Taming Volatility: A New Perspective on Variance Swaps

© 2015 EPFL
In less than a decade the market for variance swaps, a derivative used as an insurance against volatility in financial and commodity markets, has grown to be worth trillions of dollars. Yet despite the amount of money staked on these contracts, the pricing of variance swaps is still far from perfect. Now new research of Professors Filipovic, Mancini and Gourier provides a powerful new model for pricing variance swaps, and in doing so reveals how these derivatives can be used to help construct and maintain an optimal investment portfolio, depending on the risk profile of the investor.
Volatility is a fact of life in financial markets. The trading prices of assets, such as stocks, vary over time. They move up and down on a daily basis, some more than others. At times, during economic crises or market panics, for example, price moves can fluctuate wildly. For some people actively involved in the financial markets volatility is welcomed as an opportunity to make money, trading the daily ebb and flow of price movements. For others, though, volatility provides unwanted turbulence, making risk harder to assess, return curves harder to predict, and portfolio and wealth management more difficult.
Fortunately, for those who prefer a less volatile world or at least markets where volatility is more predictable, finance's seemingly never ending capacity for innovation has produced a number of solutions. For a start, you can trade volatility using the Chicago Board Options Exchange Volatility Index, more commonly known as the VIX. By using a variety of strategies it is possible to speculate on or minimise exposure to volatility in the future. Or you can get even closer to volatility by trading variance swaps.
Volatility exposure
A variance swap is an over-the-counter financial derivative that allows two parties to take a position on volatility. They underpin the VIX index. In effect a variance swap reflects the variation or degree of movement of an underlying asset, whether that is a stock price, currency or commodity, or an interest rate. One party purchases the variance swap contract from a counterparty at a fixed price reflecting the predicted volatility over time. The swap runs for a specific period of time – the term. At the end of this period the actual realised variance over the period is averaged out and converted into a monetary amount, this will either be more than or less than the strike price and the difference is settled between the parties accordingly.
In this way it is possible for a party to protect themselves, to hedge, against a level of volatility over a particular time horizon. It is similar to buying insurance against a specific risk, such as a bad weather event, for example.

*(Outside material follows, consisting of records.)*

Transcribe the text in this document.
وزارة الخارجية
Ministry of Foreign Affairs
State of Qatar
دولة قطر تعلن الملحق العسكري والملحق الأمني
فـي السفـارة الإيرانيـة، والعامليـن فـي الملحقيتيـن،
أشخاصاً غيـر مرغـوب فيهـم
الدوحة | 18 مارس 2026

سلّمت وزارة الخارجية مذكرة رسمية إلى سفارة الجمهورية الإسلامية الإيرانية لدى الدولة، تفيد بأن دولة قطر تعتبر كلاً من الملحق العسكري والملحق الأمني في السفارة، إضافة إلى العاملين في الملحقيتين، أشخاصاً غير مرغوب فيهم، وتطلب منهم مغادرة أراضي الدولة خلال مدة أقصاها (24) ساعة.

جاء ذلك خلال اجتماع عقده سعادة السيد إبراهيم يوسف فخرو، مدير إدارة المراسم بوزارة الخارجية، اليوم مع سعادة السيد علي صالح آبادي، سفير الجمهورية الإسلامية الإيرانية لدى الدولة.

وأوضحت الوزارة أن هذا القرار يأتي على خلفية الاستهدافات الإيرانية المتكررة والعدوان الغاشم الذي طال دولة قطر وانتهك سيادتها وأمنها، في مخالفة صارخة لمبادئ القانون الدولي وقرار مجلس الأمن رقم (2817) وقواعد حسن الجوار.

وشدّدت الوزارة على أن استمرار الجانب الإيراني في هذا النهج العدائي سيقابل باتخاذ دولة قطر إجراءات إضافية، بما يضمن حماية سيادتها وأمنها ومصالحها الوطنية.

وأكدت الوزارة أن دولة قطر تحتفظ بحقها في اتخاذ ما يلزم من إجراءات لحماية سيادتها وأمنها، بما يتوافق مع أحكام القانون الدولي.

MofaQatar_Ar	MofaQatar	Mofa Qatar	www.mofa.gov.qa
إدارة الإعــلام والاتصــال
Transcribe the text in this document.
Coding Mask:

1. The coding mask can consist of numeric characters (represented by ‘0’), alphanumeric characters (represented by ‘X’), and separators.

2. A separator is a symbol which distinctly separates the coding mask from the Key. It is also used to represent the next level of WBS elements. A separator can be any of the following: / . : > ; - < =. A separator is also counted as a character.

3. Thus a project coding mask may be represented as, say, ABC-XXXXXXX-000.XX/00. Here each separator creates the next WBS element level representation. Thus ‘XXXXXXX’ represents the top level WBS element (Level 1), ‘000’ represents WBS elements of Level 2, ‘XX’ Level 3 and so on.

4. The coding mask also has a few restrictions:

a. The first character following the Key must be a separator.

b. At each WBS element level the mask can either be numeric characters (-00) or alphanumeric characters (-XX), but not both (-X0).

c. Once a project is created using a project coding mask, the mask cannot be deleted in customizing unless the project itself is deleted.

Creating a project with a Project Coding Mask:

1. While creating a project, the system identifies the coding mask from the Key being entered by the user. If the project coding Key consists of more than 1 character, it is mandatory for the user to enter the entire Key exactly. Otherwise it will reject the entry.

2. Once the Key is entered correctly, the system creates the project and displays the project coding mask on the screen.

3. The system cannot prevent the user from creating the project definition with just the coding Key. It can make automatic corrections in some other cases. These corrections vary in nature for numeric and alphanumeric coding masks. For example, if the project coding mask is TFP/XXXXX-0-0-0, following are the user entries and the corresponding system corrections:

While the use of variance swaps may sound fairly straightforward, it is not. One considerable challenge for sellers, for example, is pricing the swaps correctly. And, while there are pricing models available, they do not necessarily factor in variance over time properly. However, recent research by finance academics Damir Filipovic, Loriano Mancini, and Elise Gourier has provided finance professionals with a new tool for assessing the value of variance swaps. The authors have created a new class of model for modelling variance swap rates, and therefore risk. It is a non-linear model that is both practical to use, and that goes beyond existing industry standard models.
In demonstrating its applicability, the authors show how the model accurately reflects the variance swap rates, and thus volatility, for the S&P 500 for the period from January 1996 to January 2010. At any one point in time the model shows the variance swap rate for a maturity of 2, 3, 6, 12 and 24 months. The sample time period includes the financial crisis in 2007/8 and, as would be expected, the model shows variance swap rates rising steeply post crisis as the pricing factors in anticipated volatility.
The authors' model enables more realistic pricing of variance swaps, and for any maturity, including those that might not be popularly quoted. You might, for example, have two parties where one wants to buy a 10 month variance swap from the other and the model can be used to work out a reasonable variance swap rate for a 10 month time horizon. Also, given that it is capable of producing future scenarios, the model can be used as a tool to help develop risk management strategies, for a financial institution planning its capital requirements, for example.
Optimal portfolio strategy
Furthermore, and importantly, the variance swap model can be used by those involved in selecting and managing investment portfolios. The authors investigate the challenge of optimal portfolio choice, and the role of variance swaps as a component in an optimal mix of investments. In particular, they look at a portfolio investing in a stock index, a mixture of variance swaps (three month and two-year horizons), index put options, and risk free bonds.
In doing so, their analysis reveals that an optimal portfolio involves adopting a short-long strategy with respect to variance swaps, with weighting depending on the risk profile of the investor. On average the long-term strike price is greater than the realised variance, so shorting the long-term variance swap allows the investor to pocket any difference. At the same time by buying short-term variance swaps the investor partially hedges portfolio losses against imminent volatility in the underlying asset.
Indeed, using the authors' methods investors can optimise the relative weightings of their portfolio dynamically, at any particular time, depending on their risk profile, and the maturity of the various components of their portfolio. As the authors demonstrate over a 14 year period from 1996 to 2010 it is a method that, with the portfolio rebalanced daily, would have outperformed the S&P 500 index over time for a risk tolerant investor. While for a risk-averse investor it would have produced steady wealth growth, avoiding volatility and reducing the risk of significant losses during a market crisis. This during a period when there were two substantial market crashes.